(Host) Commentator Willem Lange loves to go north in the summertime. This year he managed to spend midsummer night north of the Arctic Circle with 31 other VPR listeners.
(Lange) The Norwegian alphabet has three extra letters tacked onto it after the Y. There’s no Z. The last letter A with a little circle over it. Using your pocket dictionary can be tough till you get used to it. But it’s a friendly language. If you want to get out of a place in a hurry, you need an emergency exit, right? You look for a Nodutgang, and you’re out of there.
I had a chance last month, during two weeks of midsummer, to travel through some of the most dramatic country in the northern hemisphere, in the company of 31 other loyal VPR supporters. They weren’t all Vermonters, but beef stew isn’t all beef, either; the tour had a definite Vermont flavor, which added a lot to the experience.
We traveled by almost every public conveyance imaginable: plane, train, catamaran, bus, ferryboat, and fishing boat (without the fish). Starting in Oslo, where almost everyone starts, we visited the most famous ships of this seagoing country: the Viking longships; the Fram; Kon-Tiki; and Gjoa. We walked through the Vigeland Sculpture Park, with its amazing monolith of entwined bodies. We spent a couple of hours at the Resistance Museum, commemorating the dark years from 1940-45, and spent hours in a waterfront caf , watching the crowds on the boardwalk.
Then it was north, on the steepest railway in the world, and then to the medieval harbor town of Bergen.
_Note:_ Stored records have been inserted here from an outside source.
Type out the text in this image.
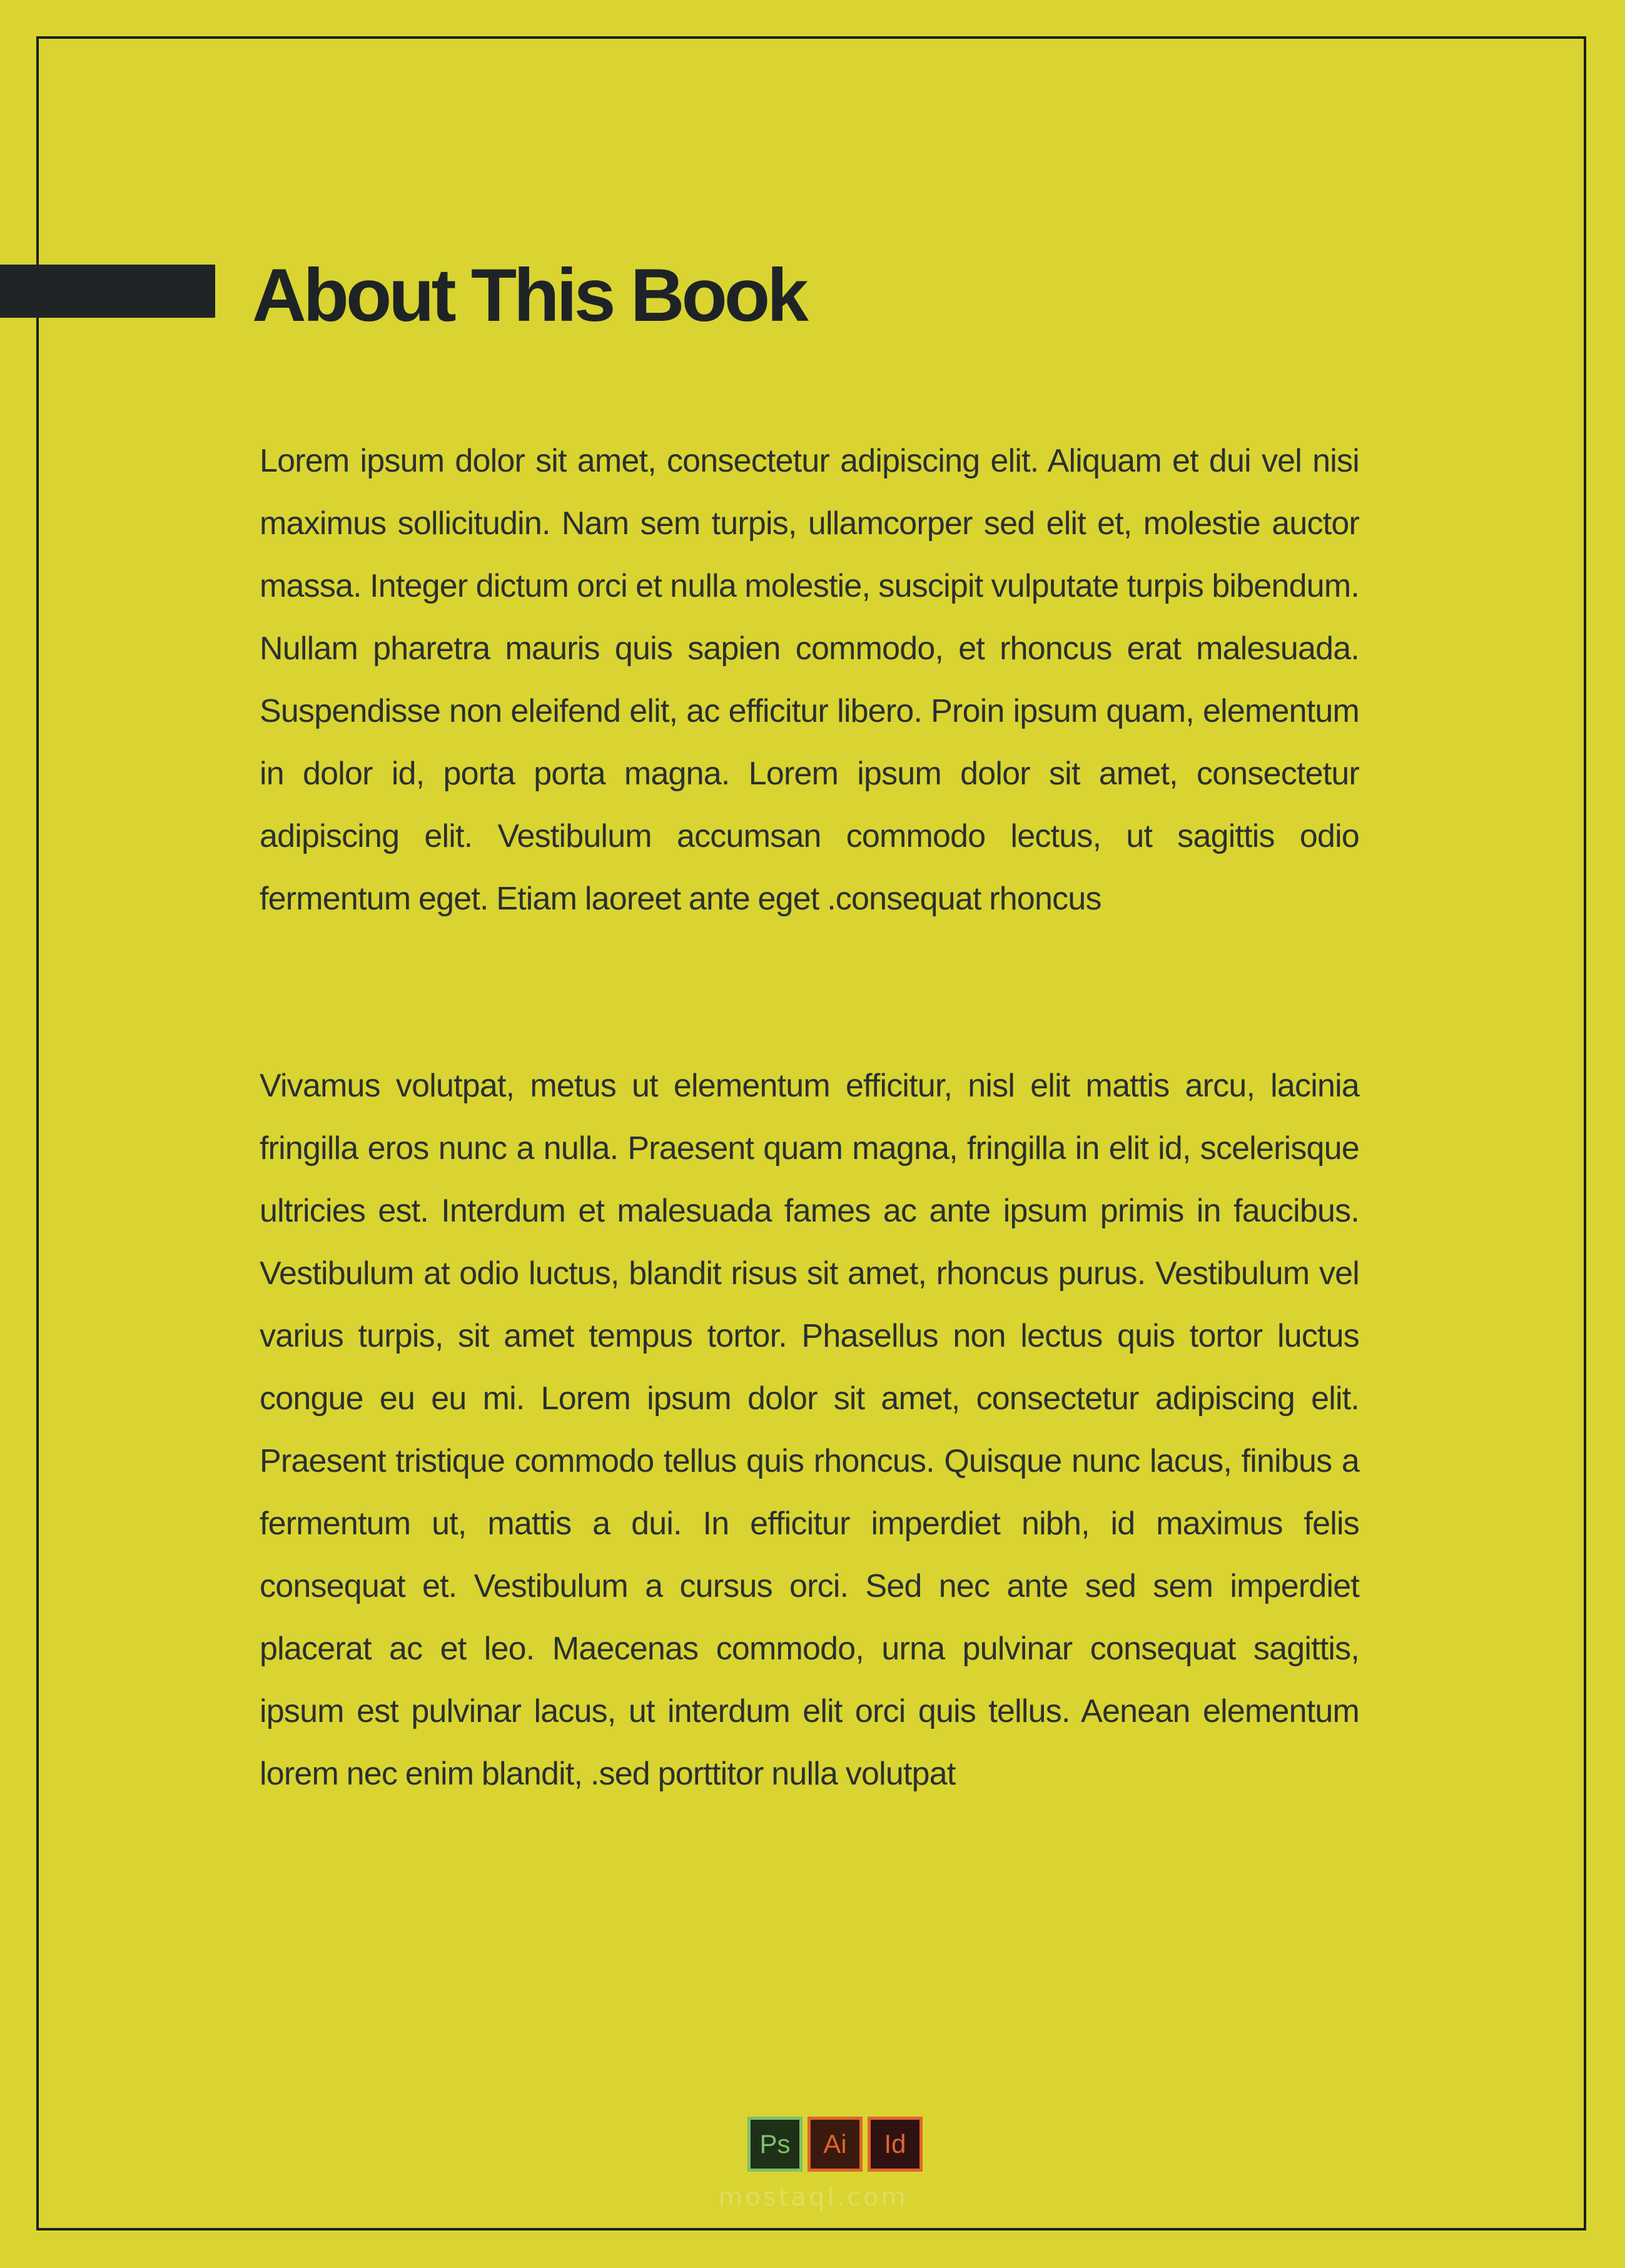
About This Book

Lorem ipsum dolor sit amet, consectetur adipiscing elit. Aliquam et dui vel nisi maximus sollicitudin. Nam sem turpis, ullamcorper sed elit et, molestie auctor massa. Integer dictum orci et nulla molestie, suscipit vulputate turpis bibendum. Nullam pharetra mauris quis sapien commodo, et rhoncus erat malesuada. Suspendisse non eleifend elit, ac efficitur libero. Proin ipsum quam, elementum in dolor id, porta porta magna. Lorem ipsum dolor sit amet, consectetur adipiscing elit. Vestibulum accumsan commodo lectus, ut sagittis odio fermentum eget. Etiam laoreet ante eget .consequat rhoncus

Vivamus volutpat, metus ut elementum efficitur, nisl elit mattis arcu, lacinia fringilla eros nunc a nulla. Praesent quam magna, fringilla in elit id, scelerisque ultricies est. Interdum et malesuada fames ac ante ipsum primis in faucibus. Vestibulum at odio luctus, blandit risus sit amet, rhoncus purus. Vestibulum vel varius turpis, sit amet tempus tortor. Phasellus non lectus quis tortor luctus congue eu eu mi. Lorem ipsum dolor sit amet, consectetur adipiscing elit. Praesent tristique commodo tellus quis rhoncus. Quisque nunc lacus, finibus a fermentum ut, mattis a dui. In efficitur imperdiet nibh, id maximus felis consequat et. Vestibulum a cursus orci. Sed nec ante sed sem imperdiet placerat ac et leo. Maecenas commodo, urna pulvinar consequat sagittis, ipsum est pulvinar lacus, ut interdum elit orci quis tellus. Aenean elementum lorem nec enim blandit, .sed porttitor nulla volutpat

Ps	Ai	Id
mostaql.com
Two days later, we traversed some of the most exciting switchback highways any of us had ever seen. If they made a James Bond movie here, you wouldn’t believe it. There were waterfalls everywhere, hundreds of meters high; Norway is swimming in hydropower.
In the ancient Viking-age capital of Trondheim we visited the Nidaros Cathedral, with its huge facade of saints’ faces. One of them, way up in a corner, is of Bob Dylan. Honest! From Trondheim we leaped north by plane across the Arctic Circle and boarded a ferry out to the Lofoten Islands, an improbable string of almost vertical granite islands carved in the last glacial age. Warmed by the Gulf Stream, the Lofotens almost never freeze, and for over 6000 years they’ve been one of the richest cod-fishing grounds in the world. We stayed in renovated old fishermen’s shacks, surrounded by acres of fish-drying racks — fortunately, at that time of the year, not filled — and drove by bus from island to island through a fantastic system of tunnels and beautiful arched bridges.
The sun never set during our time on the islands. At midnight, it bathed everything — the sea, the harbors, the dark red warehouses – in a golden yellow light. The nesting seagulls squabbled and screeched all night. No problem. Lots of time to sleep when we get back to Vermont.
This is Willem Lange up in Etna, New Hampshire, and, yep, I hadda get back to work!
Willem Lange is a carpenter, writer, and storyteller who lives in Etna, New Hampshire. He spoke from our studios in Norwich.